Inventory of M&E practices and systems for global health organisations. 2004
Institution:
Econ Analysis AS and Karolinska Institutet IHCAR.
Authors:
not mentioned
Study comissioned by:
Sida (Swedish government agency for bilateral international development cooperation) for the Global Fund
Objectives:
(1) to provide input into the formulation of a monitoring and evaluation (M&E) strategy for the Global Fund (2) to review which multilateral and national M&E processes and initiatives currently being used by other relevant health organisations could be useful for the Global Fund to leverage off of, contribute to, or otherwise link to its M&E system; and to provide advice in implementing such a linkage strategy.
Methods:
review of documents
Results and conclusions:
Selected initiatives (tools, structures and processes) meant to be most relevant for the Global Fund to consider linking up to are identified and summarized. A special chapter reviews capability at country level to conduct M&E, with an emphasis on data collection, in order to provide an indication of the extent to which the Global Fund may be able to rely on national systems in place. Comments and proposals to the Global Fund regarding its M&E strategy are provided.
The main conclusions drawn by the authors regarding the Global Fund's strategy for M&E that includes linkages to external initiatives are:
Increased understanding of relations between progress on project implementation and disease reduction will generally require a broader scope than single project monitoring can offer. Data and analytical work from groups of development partners working in the same area, as well as ad hoc research activities planned by development partners at an early stage of project planning, are likely to be necessary for valid causal inferences.
Flexibility in application of the M&E Strategy is recommended, with careful observance of the type and context of the individual project. Different M&E formulae may be required in different circumstance, especially with respect to differences in national capacities and existing forms of M&E work among development partners in the country. An M&E ranking system for countries could be considered, with gradually increased national ownership depending on steps taken by government and civil society in partner countries.

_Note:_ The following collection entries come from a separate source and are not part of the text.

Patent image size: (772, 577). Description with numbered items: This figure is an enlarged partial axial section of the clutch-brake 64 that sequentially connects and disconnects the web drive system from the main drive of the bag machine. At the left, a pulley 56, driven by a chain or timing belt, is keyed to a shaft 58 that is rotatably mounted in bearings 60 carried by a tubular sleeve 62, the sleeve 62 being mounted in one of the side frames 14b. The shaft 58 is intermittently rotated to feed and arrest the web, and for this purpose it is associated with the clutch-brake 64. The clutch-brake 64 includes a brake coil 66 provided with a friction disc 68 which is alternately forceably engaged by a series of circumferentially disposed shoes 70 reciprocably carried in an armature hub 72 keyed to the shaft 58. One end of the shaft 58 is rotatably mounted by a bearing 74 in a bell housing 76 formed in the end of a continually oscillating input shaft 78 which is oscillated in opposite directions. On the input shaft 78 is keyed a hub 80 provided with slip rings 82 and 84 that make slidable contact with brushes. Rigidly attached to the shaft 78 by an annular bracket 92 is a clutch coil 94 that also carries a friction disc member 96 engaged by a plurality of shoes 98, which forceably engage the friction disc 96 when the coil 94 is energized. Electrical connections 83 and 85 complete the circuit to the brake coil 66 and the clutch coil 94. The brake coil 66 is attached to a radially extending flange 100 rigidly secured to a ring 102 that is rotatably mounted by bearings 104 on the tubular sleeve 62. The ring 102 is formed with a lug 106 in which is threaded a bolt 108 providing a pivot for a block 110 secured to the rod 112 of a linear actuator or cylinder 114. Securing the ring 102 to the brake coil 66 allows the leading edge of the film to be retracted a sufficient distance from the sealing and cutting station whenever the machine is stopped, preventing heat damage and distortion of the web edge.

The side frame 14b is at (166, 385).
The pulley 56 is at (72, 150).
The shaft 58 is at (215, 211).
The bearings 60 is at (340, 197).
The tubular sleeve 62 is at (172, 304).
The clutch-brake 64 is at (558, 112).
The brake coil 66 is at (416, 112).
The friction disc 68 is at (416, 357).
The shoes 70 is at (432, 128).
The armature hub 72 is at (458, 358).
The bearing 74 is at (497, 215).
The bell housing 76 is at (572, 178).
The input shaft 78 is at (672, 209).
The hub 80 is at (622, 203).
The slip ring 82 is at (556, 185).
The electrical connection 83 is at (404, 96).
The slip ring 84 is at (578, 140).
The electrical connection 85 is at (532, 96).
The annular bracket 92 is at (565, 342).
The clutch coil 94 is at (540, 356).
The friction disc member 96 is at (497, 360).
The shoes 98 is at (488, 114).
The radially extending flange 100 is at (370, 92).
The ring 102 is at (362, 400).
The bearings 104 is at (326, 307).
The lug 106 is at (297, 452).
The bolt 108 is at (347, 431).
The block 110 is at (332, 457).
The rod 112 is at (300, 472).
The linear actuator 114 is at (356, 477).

Routine disease surveillance may benefit from Global Fund support for further standardisation of definitions, indicators, processes and capacity building. WHO and UNAIDS, in cooperation with USAID and the World Bank, have made much progress in this area. The Global Fund's use of such data in its M&E processes can help validate data quality and contribute to lower transaction costs for all. Separation of roles between "normative partners" such as WHO and UNAIDS, "implementing partners" such as UNICEF and most NGOs, and "financing partners" such as the Fund, can help to build standards and capacity in this area.
Fiduciary monitoring may be helped by coordination efforts to develop and use a standardised format with other development partners and national institutions that also support the integrity of the monitoring processes. SWAp processes seem to offer useful examples that could be be evaluated for use by the Global Fund.
With respect to project monitoring, rigorous application of "Log Frame" Approaches in cooperation with other development partners and national institutions to reduce monitoring transaction costs and national M&E system overload is recommended. The limited absorptive capacity in low income countries requires particular attention and common procedures (e.g., consortium approaches like RBM and STB) whenever possible.
Monitoring of additionality and sustainability calls for a long-term and broad mode of work that cannot be applied by the Fund working on its own. A strengthened reliance on SWAps (in countries where they function) and PRSP processes to improve integration of health investments in a broader poverty eradication context should prove beneficial to the objectives of the Global Fund in this regard.
SWAps and the processes around PRSPs can also serve the Global Fund with already functioning structures and processes in which it can review the results of its work. More integrated approaches between system-oriented development aid and disease-oriented programs, as observed in the IMCI for example, should also be of particular value.